10 thoughts on “Do You Need Vision Therapy?

  1. Kari,
    I can look behind me and see the consequences of my actions clearly but I have a problem looking forward and seeing clearly whats going to happen when I take certain actions. It is not that I can not see clearly but I let things fog up my vision looking forward until it is too late and I am running into the consequences and wondering how did that happen. Then I am like well duh….

    • I get what you're saying for sure. Seems like we can recognize our lessons from the past but struggle applying them to the future and preventing similar mistakes. Also, seems like we easily let life get away from us instead of intentionally keeping short accounts and diligently implementing a preventative maintenance program.

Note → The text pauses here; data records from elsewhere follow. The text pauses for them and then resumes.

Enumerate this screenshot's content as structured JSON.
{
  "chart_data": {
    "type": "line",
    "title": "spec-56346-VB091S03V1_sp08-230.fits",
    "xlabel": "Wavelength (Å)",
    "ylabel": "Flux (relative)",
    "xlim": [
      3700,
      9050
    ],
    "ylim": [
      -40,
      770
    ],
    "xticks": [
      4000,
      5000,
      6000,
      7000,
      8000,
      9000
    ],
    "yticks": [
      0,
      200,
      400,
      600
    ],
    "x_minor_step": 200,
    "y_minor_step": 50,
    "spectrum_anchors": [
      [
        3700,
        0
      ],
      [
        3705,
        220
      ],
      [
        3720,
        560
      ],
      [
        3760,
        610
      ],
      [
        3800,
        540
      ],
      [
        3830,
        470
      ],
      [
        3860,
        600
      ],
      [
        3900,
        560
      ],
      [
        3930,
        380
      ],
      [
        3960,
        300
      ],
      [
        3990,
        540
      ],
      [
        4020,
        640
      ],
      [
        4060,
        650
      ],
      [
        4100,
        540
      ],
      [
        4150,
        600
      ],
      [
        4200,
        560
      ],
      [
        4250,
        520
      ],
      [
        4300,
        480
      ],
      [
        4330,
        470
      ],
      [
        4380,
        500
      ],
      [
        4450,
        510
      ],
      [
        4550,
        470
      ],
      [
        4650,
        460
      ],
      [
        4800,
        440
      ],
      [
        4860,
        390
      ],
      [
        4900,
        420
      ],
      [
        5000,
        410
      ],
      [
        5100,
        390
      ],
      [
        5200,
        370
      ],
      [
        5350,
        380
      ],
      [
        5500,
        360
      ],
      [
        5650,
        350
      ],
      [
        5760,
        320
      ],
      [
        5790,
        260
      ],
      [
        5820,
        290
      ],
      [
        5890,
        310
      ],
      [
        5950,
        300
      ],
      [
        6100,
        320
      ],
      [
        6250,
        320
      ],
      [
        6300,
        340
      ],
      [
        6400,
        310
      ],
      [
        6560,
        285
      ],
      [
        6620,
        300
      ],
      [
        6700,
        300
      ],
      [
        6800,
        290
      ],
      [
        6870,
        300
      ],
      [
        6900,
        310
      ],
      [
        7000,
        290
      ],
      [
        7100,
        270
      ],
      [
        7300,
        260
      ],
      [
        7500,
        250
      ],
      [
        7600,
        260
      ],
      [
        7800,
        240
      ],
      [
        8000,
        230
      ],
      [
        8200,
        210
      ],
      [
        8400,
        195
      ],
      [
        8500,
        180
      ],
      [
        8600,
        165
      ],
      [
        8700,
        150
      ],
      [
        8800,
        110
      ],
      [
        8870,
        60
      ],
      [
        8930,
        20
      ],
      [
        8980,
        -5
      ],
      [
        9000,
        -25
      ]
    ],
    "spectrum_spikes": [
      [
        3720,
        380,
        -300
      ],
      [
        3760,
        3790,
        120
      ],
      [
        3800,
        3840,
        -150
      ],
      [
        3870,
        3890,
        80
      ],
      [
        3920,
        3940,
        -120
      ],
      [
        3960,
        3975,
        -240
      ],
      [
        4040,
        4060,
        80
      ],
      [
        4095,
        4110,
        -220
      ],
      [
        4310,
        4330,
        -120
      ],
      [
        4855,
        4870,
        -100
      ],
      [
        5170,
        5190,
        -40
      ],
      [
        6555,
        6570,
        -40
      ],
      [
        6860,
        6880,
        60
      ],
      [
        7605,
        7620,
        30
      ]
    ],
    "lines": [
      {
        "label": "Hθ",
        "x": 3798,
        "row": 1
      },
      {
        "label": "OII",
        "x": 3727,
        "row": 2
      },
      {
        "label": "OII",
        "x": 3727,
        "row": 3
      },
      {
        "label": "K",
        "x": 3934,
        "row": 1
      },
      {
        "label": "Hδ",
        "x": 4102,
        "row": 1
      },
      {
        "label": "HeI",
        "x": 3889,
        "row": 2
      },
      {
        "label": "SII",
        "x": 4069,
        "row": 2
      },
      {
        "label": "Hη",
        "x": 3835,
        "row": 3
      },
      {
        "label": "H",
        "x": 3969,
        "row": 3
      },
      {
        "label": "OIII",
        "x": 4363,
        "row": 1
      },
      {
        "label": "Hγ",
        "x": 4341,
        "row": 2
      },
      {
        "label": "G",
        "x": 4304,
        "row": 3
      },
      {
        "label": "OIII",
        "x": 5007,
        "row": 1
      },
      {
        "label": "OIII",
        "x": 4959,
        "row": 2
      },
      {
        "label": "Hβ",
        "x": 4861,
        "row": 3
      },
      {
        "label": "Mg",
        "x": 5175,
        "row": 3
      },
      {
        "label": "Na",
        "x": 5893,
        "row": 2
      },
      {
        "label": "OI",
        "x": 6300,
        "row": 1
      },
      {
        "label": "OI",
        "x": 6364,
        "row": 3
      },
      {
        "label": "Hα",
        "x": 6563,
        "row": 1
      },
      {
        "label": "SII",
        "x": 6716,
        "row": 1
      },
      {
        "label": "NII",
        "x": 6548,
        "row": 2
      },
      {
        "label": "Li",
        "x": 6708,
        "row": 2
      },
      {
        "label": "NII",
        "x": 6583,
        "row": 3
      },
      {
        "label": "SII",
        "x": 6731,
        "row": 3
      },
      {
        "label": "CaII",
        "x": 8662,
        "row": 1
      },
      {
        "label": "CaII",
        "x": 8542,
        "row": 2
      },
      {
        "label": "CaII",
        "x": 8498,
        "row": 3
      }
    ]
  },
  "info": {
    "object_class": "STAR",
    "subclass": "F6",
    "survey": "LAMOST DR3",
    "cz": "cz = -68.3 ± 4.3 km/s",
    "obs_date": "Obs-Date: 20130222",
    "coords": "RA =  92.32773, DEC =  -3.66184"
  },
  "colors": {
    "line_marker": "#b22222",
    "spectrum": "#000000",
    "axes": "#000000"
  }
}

  2. I didn't know I was nearsighted until 6th grade when my science teacher noted I had difficulty seeing the blackboard and suggested I have my eyes examined (as opposed to my head). After I put on my 1st pair of glasses, I looked down the street from our house and saw distant trees clearly. Anyone who has his/her vision corrected usually notes seeing leaves on trees or individual blades of grass. For the seeing impaired, we don't know we have bad vision. We think blurry is normal.

    I note this because people who don't know Christ live blurry lives but they think it's normal. I need to remember to treat lost souls with greater grace, after all, I once was lost but now am found, was blind but now see–and that thanks to the grace and mercy of God.

    Kari, you did a marvelous job of taking the eye/vision analogy and connecting it with sound spiritual truth.

    • Thanks! I remember the times I got new glasses and could see the details of leave and trees so clearly. Great analogy with the unsaved too. Love that application. It occurs to me that many Christians are still living blurry lives as well in that they are saved, but they fail to see beyond that to the unending blessing that the gospel has for all believers. Great points. Thanks for providing more clarity.

      • I remember the first time I got glasses and went to a basketball game and look at the score board and was amazed at all the information it had. I turned to my girl friend who is now my wife and asked her "have you always been able to see that! ?. Of course was her reply. I'm like wow.

  3. We've suspected that my four-year old is having some vision problems, so I've been learning a lot about this lately. Convergence insufficiency seems to be a very common problem – especially nowadays with handheld video games. The docs said just to keep an eye on him but hopefully he'll be OK. What symptoms did you notice for your son?

    • He was behind a couple of grade levels in reading, improving but still resisting, comprehension was very low, attention span was terrible, attitude problems during reading and homework time and flipping his b's and d's were the ones I initially noticed. He came to us behind, so I thought it was just because of his poor upbringing to that point. After two years, I just felt like I was missing something, so his teacher suggested checking this out. Her sister apprently had similar problems and had gotten help through vision therapy. So, I went on the web site to our closest therapist (an hour from our home), and the symptoms listed there seemed post on. I started questioning my son and discovered there were more symptoms he had but just hadn't said anything as he thought it was normal. I didn't even know eye therapy existed, but I know make sure others know about it. Hope this helps!